Die Lymphknoten in der Umgebung sind meist geschwollen und druckschmerzhaft. 

Ursache
Die Ursache ist ein Eindringen der Erreger in die Haut über eine Hautverletzung (z.B. Wunde, Einriss der Haut in den Zehenzwischenräumen evtl. aufgrund einer Pilzinfektion, Hautverletzung am Naseneingang bei z.B. Schnupfen). Besonders gefährdet sind Patienten mit einem geschwächten Immunsystem wie ältere Menschen und Menschen mit anderen Erkrankungen.

Entstehung
Nachdem die Erreger über eine Hautverletzung in die Tiefe der Haut eingedrungen sind, vermehren sie sich und breiten sich entlang der Lymphspalten aus. Es entsteht eine flächenhafte Rötung der Haut, die ohne Behandlung weiter fortschreitet. Oft ist eine Distanz zwischen der Hautverletzung und dem Erysipel zu beobachten. Zum Beispiel besteht die Hautverletzung im Bereich der Zehenzwischenräume und das Erysipel am Unterschenkel.

Besonderheiten
In einigen Fällen treten zusätzlich Bläschen oder große Blasen in dem geröteten und geschwollenen Hautareal auf.

Risiko
Wenn sich die Infektion zur Tiefe hin ausbreitet, kann es zu einer lebensgefährlichen Phlegmone kommen. Unter einer Phlegmone versteht man eine schwere Infektion der tiefen Hautschichten mit diffuser (nicht abgegrenzter) Ausbreitung entlang der Muskeln und Sehnen. Wenn nicht rechtzeitig therapiert wird, können dauerhafte Schwellungszustände durch Verschluss von Lymphgefäßen zurückbleiben. Wenn die Eintrittspforte, z.
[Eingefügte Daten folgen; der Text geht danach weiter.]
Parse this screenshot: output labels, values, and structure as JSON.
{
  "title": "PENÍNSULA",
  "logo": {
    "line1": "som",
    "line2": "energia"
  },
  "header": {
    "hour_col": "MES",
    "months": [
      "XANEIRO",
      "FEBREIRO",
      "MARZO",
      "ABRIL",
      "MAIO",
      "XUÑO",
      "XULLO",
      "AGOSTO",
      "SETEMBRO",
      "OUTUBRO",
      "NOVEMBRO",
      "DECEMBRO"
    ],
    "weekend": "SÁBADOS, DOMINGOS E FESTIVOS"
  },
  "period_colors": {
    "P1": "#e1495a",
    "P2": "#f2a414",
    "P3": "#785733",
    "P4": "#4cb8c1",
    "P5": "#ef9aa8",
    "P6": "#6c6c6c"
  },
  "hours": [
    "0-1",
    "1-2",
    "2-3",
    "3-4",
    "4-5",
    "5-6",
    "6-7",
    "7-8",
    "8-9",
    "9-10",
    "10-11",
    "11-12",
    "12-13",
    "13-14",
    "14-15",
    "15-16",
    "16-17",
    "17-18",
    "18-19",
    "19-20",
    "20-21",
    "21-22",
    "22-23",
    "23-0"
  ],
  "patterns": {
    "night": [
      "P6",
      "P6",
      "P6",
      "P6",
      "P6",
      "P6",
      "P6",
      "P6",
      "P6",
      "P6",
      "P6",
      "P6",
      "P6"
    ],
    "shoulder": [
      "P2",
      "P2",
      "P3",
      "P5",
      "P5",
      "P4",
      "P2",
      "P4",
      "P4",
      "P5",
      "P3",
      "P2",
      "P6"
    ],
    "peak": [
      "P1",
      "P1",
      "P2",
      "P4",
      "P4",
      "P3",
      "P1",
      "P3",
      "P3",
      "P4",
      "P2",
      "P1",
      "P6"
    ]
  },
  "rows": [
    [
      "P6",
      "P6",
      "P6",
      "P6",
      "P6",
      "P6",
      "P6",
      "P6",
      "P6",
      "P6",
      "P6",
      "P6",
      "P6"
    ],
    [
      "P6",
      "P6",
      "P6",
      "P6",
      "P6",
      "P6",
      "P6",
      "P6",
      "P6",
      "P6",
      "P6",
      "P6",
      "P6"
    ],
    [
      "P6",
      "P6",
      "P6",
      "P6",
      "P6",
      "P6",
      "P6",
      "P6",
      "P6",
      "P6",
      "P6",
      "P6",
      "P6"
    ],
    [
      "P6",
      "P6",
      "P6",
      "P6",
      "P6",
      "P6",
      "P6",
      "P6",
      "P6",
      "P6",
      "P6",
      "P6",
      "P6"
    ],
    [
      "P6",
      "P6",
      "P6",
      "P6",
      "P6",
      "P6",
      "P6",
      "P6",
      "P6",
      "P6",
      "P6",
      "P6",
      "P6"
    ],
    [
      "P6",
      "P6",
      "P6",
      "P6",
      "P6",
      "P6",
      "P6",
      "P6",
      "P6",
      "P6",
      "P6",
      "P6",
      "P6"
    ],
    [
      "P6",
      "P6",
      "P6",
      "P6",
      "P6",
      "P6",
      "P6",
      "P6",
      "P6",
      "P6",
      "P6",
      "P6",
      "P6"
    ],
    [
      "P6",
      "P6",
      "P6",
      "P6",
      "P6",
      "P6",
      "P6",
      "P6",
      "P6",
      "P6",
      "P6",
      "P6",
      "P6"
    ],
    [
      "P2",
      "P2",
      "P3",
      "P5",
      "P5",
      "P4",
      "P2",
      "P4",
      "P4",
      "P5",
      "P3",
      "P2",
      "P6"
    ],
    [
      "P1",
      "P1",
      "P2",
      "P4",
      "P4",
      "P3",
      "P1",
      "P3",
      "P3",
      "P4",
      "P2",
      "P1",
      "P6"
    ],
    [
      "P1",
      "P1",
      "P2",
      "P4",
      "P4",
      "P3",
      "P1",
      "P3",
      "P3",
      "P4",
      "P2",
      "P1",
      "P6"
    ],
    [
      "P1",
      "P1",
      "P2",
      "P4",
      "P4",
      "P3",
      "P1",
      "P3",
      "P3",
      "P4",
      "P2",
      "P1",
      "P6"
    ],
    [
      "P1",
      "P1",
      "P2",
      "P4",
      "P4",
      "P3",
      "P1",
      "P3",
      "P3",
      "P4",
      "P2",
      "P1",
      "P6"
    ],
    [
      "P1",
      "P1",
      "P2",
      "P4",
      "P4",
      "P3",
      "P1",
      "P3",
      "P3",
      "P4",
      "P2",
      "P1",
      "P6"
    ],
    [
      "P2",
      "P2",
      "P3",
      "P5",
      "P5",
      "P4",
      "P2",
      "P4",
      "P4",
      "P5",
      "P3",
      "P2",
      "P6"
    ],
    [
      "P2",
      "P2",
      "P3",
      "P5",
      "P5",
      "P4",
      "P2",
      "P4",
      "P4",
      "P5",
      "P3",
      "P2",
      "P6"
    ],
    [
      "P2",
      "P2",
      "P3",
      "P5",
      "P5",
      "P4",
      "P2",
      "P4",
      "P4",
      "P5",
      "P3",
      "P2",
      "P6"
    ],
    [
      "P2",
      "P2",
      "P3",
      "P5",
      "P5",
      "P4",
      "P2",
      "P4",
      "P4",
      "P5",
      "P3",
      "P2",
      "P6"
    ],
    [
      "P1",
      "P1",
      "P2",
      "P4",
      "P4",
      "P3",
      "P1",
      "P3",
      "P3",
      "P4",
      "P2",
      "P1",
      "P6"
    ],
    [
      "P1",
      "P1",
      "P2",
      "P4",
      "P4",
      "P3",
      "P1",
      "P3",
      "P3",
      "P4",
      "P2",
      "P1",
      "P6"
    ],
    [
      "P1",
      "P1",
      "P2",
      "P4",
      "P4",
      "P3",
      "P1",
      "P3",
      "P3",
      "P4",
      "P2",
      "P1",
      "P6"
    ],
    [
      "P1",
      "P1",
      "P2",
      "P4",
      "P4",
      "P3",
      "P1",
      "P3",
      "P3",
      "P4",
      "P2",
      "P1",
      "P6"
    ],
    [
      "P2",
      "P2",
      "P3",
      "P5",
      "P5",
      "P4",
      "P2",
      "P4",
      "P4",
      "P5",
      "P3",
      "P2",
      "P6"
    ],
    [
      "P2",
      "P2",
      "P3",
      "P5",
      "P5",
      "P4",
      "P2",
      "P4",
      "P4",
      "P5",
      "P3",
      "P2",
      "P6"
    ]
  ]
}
B. der Fußpilz nicht mitbehandelt wird, kann es bereits nach kurzer Zeit zu einem erneuten Erysipel kommen.

Therapie
Durch die Gabe von Antibiotika ist eine rasche Besserung zu erreichen, das weitere Fortschreiten wird verhindert. Bei ausgeprägten Formen ist oftmals die Antibiotikagabe als Infusion notwendig. Die Hautverletzung als Eintrittspforte der Erreger muss behandelt werden. Lokal werden häufig feuchte Verbände mit Antiseptika eingesetzt.
Es sollte Bettruhe mit Ruhigstellung und Hochlagerung der betroffenen Extremität eingehalten werden. Bei einem Gesichtserysipel sind Sprechverbot und die Ernährung mittels flüssiger/breiiger Kost notwendig.

Vorbeugung
Gesunde Menschen müssen keine besonderen Vorsichtsmaßnahmen ergreifen, um der Entstehung eines Erysipels vorzubeugen, denn ihr Immunsystem ist hierzu stark genug.
Hautschäden und Wunden, wie z.B. Fußpilz oder Mundwinkeleinrisse, sollten lokal behandelt werden, um das Risiko für die Entstehung eines Erysipels zu verringern. Des Weiteren sollte bei Patienten eine konsequente Therapie der Grunderkrankung, die diese Erkrankung begünstigen
(z. B. Durchblutungsstörungen, Sensibilitätsstörungen), erfolgen.